そもそも経済#5 米雇用統計 なぜ重要?
久しぶりの「そもそも経済」です。なにげなく聞き流している経済ニュース。「そもそも何?」「そもそもなぜ?」を掘り下げることで、ニュースの意味がもっとわかることを目指したコーナーです。
今回は「米雇用統計 なぜ重要?」です。
雇用統計は世界で最も注目される経済指標といわれます。結果と市場予想との差を巡って、金融市場をしばしば揺らします。しかし、日欧では雇用データはそれほど注目を集めません。なぜ米雇用統計にはこれほど注目が集まるのでしょうか?大きく4つ理由があると思います。
【理由①】速報性が高い
毎月はじめの金曜に前月分が発表されます。GDPなどと比べ速報性が高く、米景気の現状や変調をいち早く把握できます。
【理由②】雇用は米景気の鏡
アメリカでは景気が悪くなると解雇が急増し、景気が回復すると採用が急増します。日本と比べ、よくもわるくも雇用が流動的なのです。
コロナ禍の2020年4月には2000万人以上もの人が職を失いましたが、先日発表の2022年7月には雇用者がコロナ前を上回りました。この山と谷の激しさは日本と比較になりません。当然、雇用情勢の波によって、個人消費や企業収益も大きく振らされます。これが雇用統計が注目される大きなポイントです
【理由③】「雇用最大化」はFRBの使命
FRB入門#1(下記リンク)で説明したように、FRBの金融政策は「物価の安定」「雇用の最大化」を目標としています。金融市場や世界経済を左右する米金融政策の判断のカギの1つとなるのが雇用統計です。

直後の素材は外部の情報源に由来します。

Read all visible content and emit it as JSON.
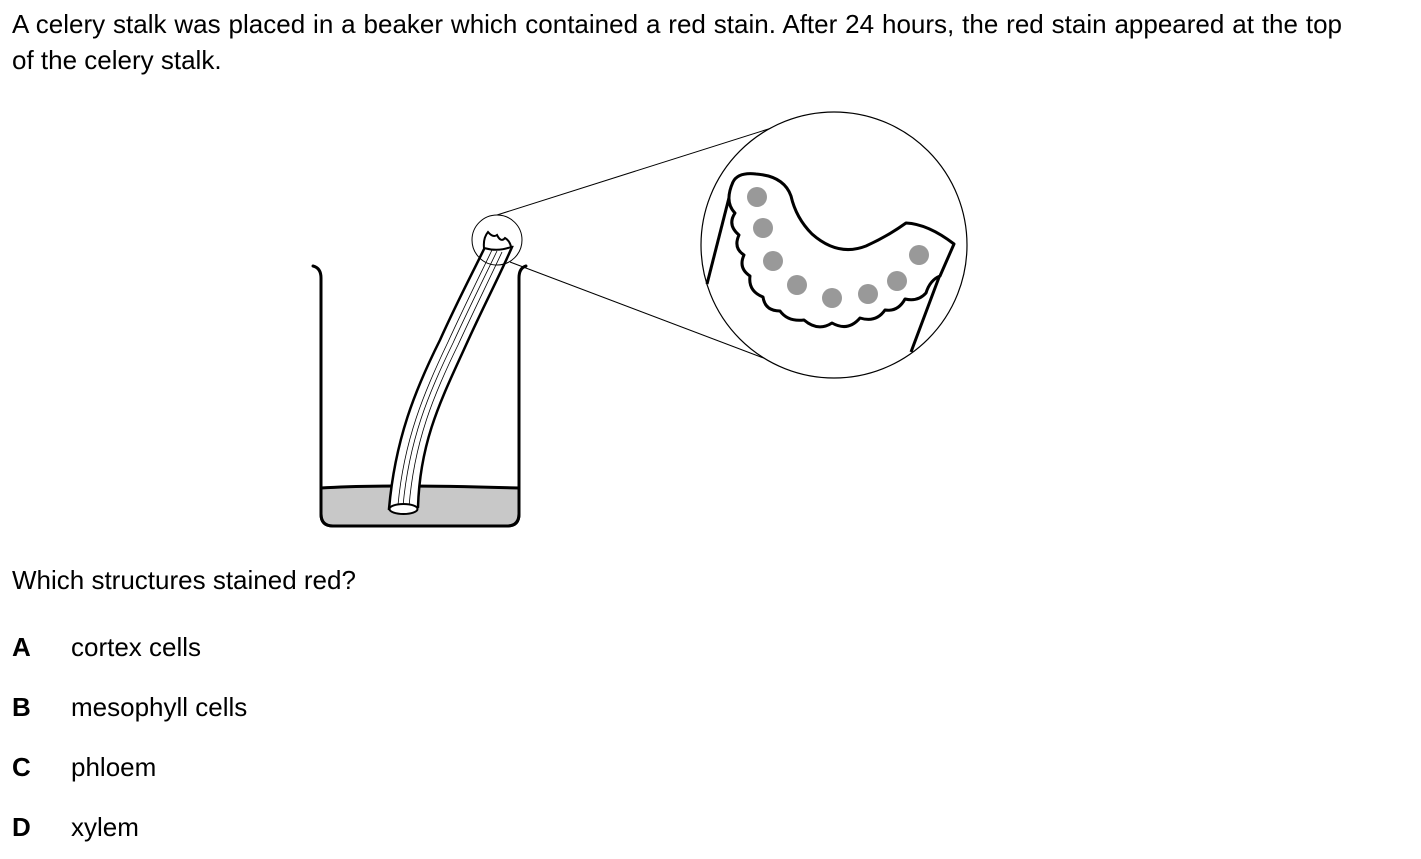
{
  "question": {
    "stem": "A celery stalk was placed in a beaker which contained a red stain. After 24 hours, the red stain appeared at the top of the celery stalk.",
    "prompt": "Which structures stained red?",
    "options": [
      {
        "letter": "A",
        "text": "cortex cells"
      },
      {
        "letter": "B",
        "text": "mesophyll cells"
      },
      {
        "letter": "C",
        "text": "phloem"
      },
      {
        "letter": "D",
        "text": "xylem"
      }
    ]
  },
  "figure": {
    "stain_fill": "#c8c8c8",
    "vessel_fill": "#999999",
    "stained_vessel_count": 8
  }
}
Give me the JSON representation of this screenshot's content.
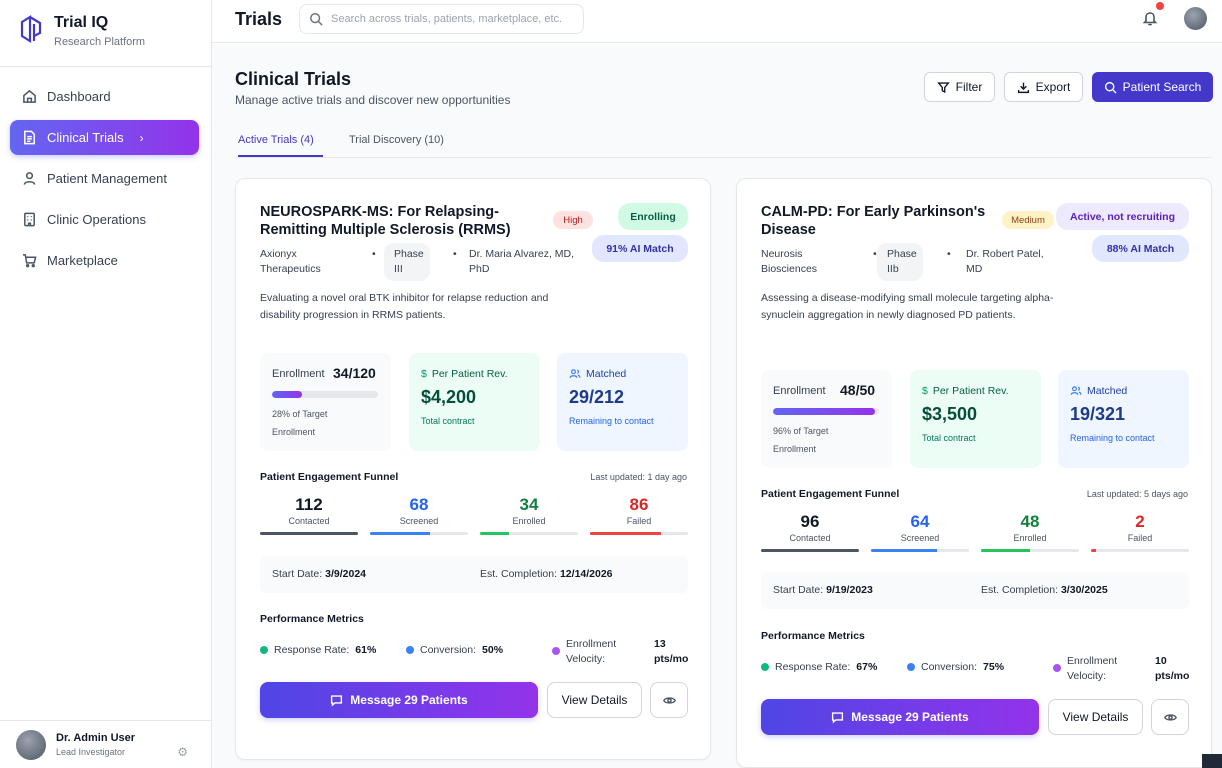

FRBは日本など他国の中央銀行よりも雇用情勢の変化を重視しています。【理由②】でみたように、アメリカはそれだけ雇用の波が大きく、社会の安定という観点からもFRBが重視しているということも言えます。
【理由④】インフレにも直結
FRBの2つの使命は「物価の安定」「雇用の最大化」といいましたが、雇用統計は前者の「物価の安定」にも影響します。
人手不足になれば、賃金上昇圧力が強まります。賃金が上がれば消費意欲は強まり、物価は上がりやすくなります。お店からすれば人件費が上がるわけですから、販売価格に転嫁せざるを得ない面もでてきます。このように人手不足は「需要」「供給」の両方の面からインフレにつながりやすいのです。

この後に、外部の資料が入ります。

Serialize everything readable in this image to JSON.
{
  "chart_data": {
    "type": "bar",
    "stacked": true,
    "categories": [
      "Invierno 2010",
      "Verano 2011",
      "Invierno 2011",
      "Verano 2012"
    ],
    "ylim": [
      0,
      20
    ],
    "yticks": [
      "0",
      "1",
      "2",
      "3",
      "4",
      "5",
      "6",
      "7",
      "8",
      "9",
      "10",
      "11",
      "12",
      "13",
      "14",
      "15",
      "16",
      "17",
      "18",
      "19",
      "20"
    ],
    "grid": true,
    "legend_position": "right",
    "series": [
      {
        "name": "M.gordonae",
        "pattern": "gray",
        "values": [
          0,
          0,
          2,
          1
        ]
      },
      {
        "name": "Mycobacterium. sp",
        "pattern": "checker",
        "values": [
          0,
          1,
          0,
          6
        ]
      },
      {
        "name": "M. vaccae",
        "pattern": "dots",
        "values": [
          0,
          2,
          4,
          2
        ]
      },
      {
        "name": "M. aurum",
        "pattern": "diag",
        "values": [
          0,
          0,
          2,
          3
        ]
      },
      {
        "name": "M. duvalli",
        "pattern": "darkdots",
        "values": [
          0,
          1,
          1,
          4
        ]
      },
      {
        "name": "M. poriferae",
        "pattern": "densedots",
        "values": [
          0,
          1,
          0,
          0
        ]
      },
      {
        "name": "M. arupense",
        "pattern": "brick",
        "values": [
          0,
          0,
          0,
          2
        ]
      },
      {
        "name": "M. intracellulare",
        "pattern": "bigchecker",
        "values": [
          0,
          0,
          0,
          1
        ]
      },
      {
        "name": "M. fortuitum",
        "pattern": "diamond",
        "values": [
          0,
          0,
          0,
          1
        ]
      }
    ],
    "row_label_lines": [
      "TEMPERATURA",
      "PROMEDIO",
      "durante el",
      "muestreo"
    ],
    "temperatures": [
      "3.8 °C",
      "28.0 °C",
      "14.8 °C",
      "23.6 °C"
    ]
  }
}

雇用統計では「雇用者数の増減」「失業率」のほかに、「平均賃金の上昇率」も注目されます。8/5の私のTwitterでも下記のように速報しています。
雇用や賃金の改善は労働者にとって朗報ですし、経済全体でみても基本的に前向きな話です。ただし、最近は急激なインフレが社会問題となっています。人手不足や賃金上昇の勢いが強いと、インフレが収まりにくいという副作用もあり、評価は少し複雑です。
「注目されるから注目される」
こうした事情もあって、米雇用統計はトレーダーにとって、月初恒例の一大イベントです。マーケットはみんなが注目していれば、なおさら注目が集まるということがよくあります。雇用統計前は様子見気分が強まり、発表直後にはマーケットが乱高下することもしばしばあります。「注目されるから注目される」というのは変な説明ですが、マーケットならではの特性でもあります。
この半年ほどは毎月中頃に発表される米CPI(消費者物価指数)も雇用統計なみに注目を集めています。歴史的な高インフレが金融政策も株式市場も左右しており、雇用統計以上にマーケットを動かすこともあります。
いずれにせよ、雇用と物価は密接に関連します。雇用統計とCPI、さらに関連する経済指標やニュースを重ねて、米経済・金融政策の行方を探っていくことが大切です。このnoteでもその補助輪となるよう適宜情勢をまとめていきます。